Is He Dead? may be less of a gamble. On the other hand, it is a Victorian gender-bending farce (Twain’s artist, Jean-François Millet, disguises himself as his imaginary sister for most of the play) by a brilliant author who was also a notoriously bad playwright. It was only discovered, among Twain’s papers, in 2002—a brand-new, century-old play.
“I did not want to contemporize it,” says David Ives, who adapted the 1898 script. “What I did want to do was make it move a little more swiftly. Ambling is not the best thing for an audience in 2007.” The result is no drawing-room comedy; it’s Huck Finn meets Molière meets Hairspray, and it demands a quick wit. “I think farce is like doing a musical,” says director Michael Blakemore. “You can either sing the notes and dance the steps or you can’t.”

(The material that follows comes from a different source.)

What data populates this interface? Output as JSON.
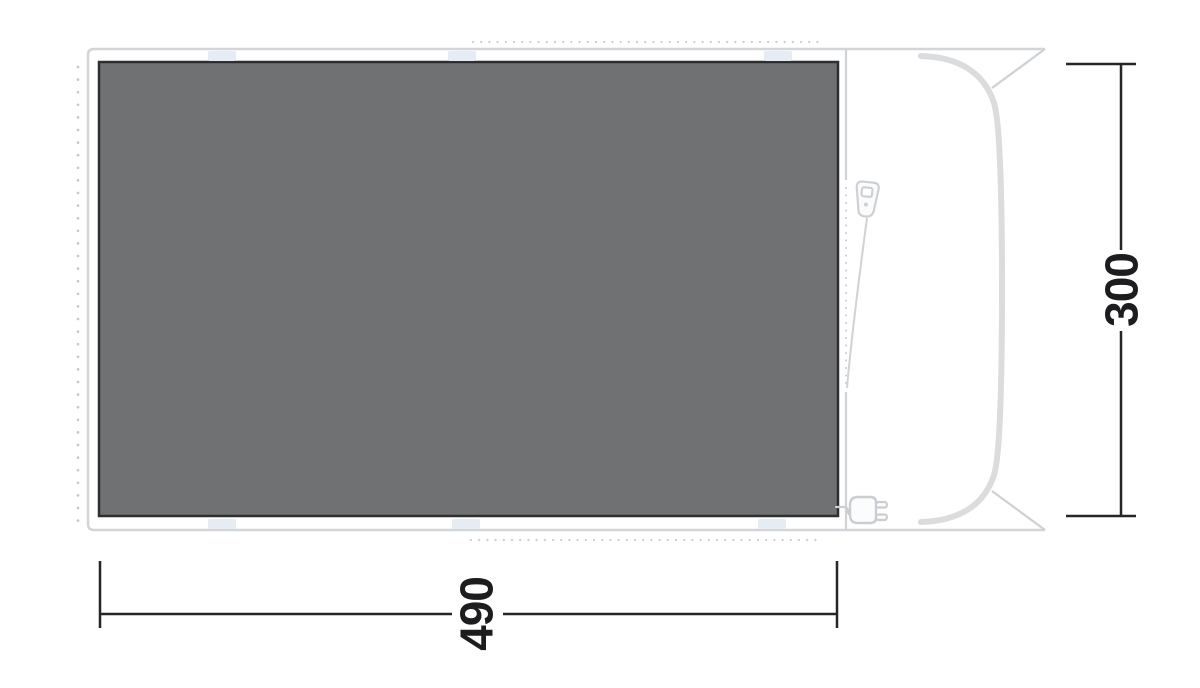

Butz is just the man for the part. Even with Ives’s updates, there are only so many Limburger-cheese jokes, hoary foreign stereotypes, and spontaneous bursts of jigging that a contemporary audience can take in an evening. And yet, every time Butz is onstage, doing one of his genius set pieces in drag, the years—and the cheese—melt away. Suddenly, you’re watching The Drowsy Chaperone without the in-jokes.
Butz says the best thing Blakemore told him in rehearsals was that “the characters in a farce have to think shallow and fast. And I think those are the two words to really describe me. That’s exactly how I think. The thoughts aren’t deep, but they come in rapid succession.”